Dona Antonieta Esteves Cantarelli.... |
Tieta do Agreste
(Jorge Amado)
Apoiava-se nas
escrituras, no Velho Testamento.
Eis que de repente, conforme constataram os habituês no Areópago,
começavam a suceder coisas em Agreste, arrancando o burgo da pasmaceira
habitual, provocando agitados comentários, suscitando discussões.
Os fios eléctricos, suspensos sobre postos colossais, caminhavam pelo
sertão no rumo do município e, em obediência às ordens superiores, o faziam com
rapidez anormal em obras públicas.
De quando em quando, um jip com engenheiros
e técnicos desembocava nas ruas tranqui las,
o bar de seu Manuel ganhava animação.
O engenheiro-chefe garantia que dentro de
mês e meio, dois meses no máximo, os fios chegariam à cidade, trabalho
concluído, podendo-se marcar a data para a festa da inauguração.
Em se tratando
de município de tanto prestígio federal, talvez comparecessem figuras da alta
direcção da Companhia do Vale de São Francisco, quem sabe até o
director-presidente vindo especialmente de Brasília.
Já não duvidava de nada o engenheiro-chefe depois que o informaram ter
sido uma viúva em férias na terra natal que obtivera, por intermédio de amigos
do finado, em vida milionário e influente, as ordens preferenciais mandando
reformar o projecto para que nele coubesse, com prioridade absoluta, o
município de Sant’Ana do Agreste.
Difícil de acreditar mas sendo a afirmação
unânime, o engenheiro terminara demonstrando interesse em conhecer e saudar a
ilustre dama capaz de modificar projectos aprovados, removendo postes,
determinando rotas para luz e força.
Pessoas dada e simples, conforme lhe informou Aminthas. Nem por ser
riquíssima viúva de comendador do Papa e frequentar a alta sociedade do sul,
possuindo as melhores relações – das quais a prova mais concreta era o falado
engenheiro estar ali no bar do lusitano, bebericando cerveja – nem por tudo
isso carrega o rei na barriga.
Com dois telegramas resolvera o assunto, dera
uma bofetada no director cheio de si que tratara o representante da cidade,
Ascânio Trindade, secretário da prefeitura, como se ele fosse um joão-ninguém e
Agreste não passasse de terra esquecida por Deus.

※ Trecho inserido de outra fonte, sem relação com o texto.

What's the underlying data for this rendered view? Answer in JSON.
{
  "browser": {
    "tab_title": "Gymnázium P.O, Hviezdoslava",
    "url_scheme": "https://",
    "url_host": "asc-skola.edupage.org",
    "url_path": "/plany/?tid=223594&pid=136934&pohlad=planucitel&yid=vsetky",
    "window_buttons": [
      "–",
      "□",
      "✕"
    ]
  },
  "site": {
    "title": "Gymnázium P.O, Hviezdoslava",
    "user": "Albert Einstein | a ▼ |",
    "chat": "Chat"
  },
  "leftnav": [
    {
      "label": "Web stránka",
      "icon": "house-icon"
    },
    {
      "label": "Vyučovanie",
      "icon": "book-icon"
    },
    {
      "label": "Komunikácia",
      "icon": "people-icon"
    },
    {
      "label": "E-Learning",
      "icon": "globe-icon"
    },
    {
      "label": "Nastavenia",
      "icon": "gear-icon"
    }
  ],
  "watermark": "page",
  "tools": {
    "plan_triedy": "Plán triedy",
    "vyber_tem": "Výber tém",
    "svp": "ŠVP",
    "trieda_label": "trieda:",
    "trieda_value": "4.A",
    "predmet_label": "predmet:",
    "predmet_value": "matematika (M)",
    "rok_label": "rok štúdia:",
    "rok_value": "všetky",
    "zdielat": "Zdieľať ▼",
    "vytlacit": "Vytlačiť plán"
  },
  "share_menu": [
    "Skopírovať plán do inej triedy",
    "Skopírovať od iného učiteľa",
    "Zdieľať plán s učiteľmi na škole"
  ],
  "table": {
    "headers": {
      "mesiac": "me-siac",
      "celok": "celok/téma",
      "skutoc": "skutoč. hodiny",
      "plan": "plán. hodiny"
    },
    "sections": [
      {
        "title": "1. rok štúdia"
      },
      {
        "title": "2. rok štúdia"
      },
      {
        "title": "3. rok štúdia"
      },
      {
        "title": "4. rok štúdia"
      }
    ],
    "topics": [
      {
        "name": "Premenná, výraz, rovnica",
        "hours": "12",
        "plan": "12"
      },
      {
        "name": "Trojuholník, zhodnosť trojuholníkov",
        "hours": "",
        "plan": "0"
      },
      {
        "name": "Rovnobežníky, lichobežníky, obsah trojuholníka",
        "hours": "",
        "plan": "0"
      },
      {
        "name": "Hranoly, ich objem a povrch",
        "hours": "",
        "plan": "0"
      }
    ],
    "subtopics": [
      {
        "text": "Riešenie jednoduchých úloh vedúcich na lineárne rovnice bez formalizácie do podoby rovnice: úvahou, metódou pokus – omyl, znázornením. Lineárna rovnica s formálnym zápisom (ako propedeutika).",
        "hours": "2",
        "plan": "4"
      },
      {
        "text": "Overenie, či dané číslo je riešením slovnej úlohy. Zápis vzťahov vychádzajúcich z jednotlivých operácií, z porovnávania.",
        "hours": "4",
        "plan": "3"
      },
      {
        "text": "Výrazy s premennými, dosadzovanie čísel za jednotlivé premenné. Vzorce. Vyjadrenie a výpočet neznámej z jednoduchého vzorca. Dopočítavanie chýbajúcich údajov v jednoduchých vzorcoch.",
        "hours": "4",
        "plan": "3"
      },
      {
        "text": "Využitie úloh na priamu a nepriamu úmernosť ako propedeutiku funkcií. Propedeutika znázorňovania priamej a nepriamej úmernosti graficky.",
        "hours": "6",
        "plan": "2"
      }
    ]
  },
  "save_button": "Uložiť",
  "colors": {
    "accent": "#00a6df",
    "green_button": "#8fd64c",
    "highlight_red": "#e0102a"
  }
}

Sem levar em consideração as
credenciais de Ascânio, o facto do moço encontrar-se em Paulo Afonso em
defesa de interesses legítimos de sua terra, o director-presidente deixara-o
mofar à espera antes de despachá-lo com redonda negativa, recusando-se a ouvir
os seus argumentos.
Agreste, para ele, não passava de árido pasto de cabras e
assim o disse. Indignou-se dona Antonieta ao saber do acontecido, telegrafou.
Foi tiro e queda.
Aminthas enfeitara a história ao contá-la ao engenheiro-chefe,
rindo-lhe nas fuças:
- Dona Antonieta Esteves Cantarelli é o nome dela. Naturalmente o amigo
já ouviu falar no Comendador Cantarelli, grande industrial paulista. Empacotou
recentemente.
O engenheiro, vencido, escondeu o desconhecimento: o nome lhe soava,
disse, com o mesmo acento dos Mattarazzo, dos Crespi, dos Filizzola.
Ergueu o
copo da cerveja, em respeitoso brinde à senhora Cantarelli. Não só Aminthas o
acompanhou, todos os presentes associaram-se à homenagem.
O povo, agradecido,
ainda no espanto da dádiva inesperada, ao referir-se à nova iluminação não a
designava Luz de Paulo Afonso, Luz da Hidrelétrica ou Luz da Companhia Vale São
Francisco, como seria justo e correcto e em toda a parte se dizia.
Para a gente
de Agreste era a Luz de Tieta.
Quando, na quarta-feira seguinte aos festivos acontecimentos de
domingo, Tieta viera a Mangue Seco para assinar no cartório a escritura dos
terrenos, fora surpreendida com uma faixa colocada na praça da Matriz, entre
dois carunchosos postes de iluminação antiga, nas proximidades da casa de Perpétua.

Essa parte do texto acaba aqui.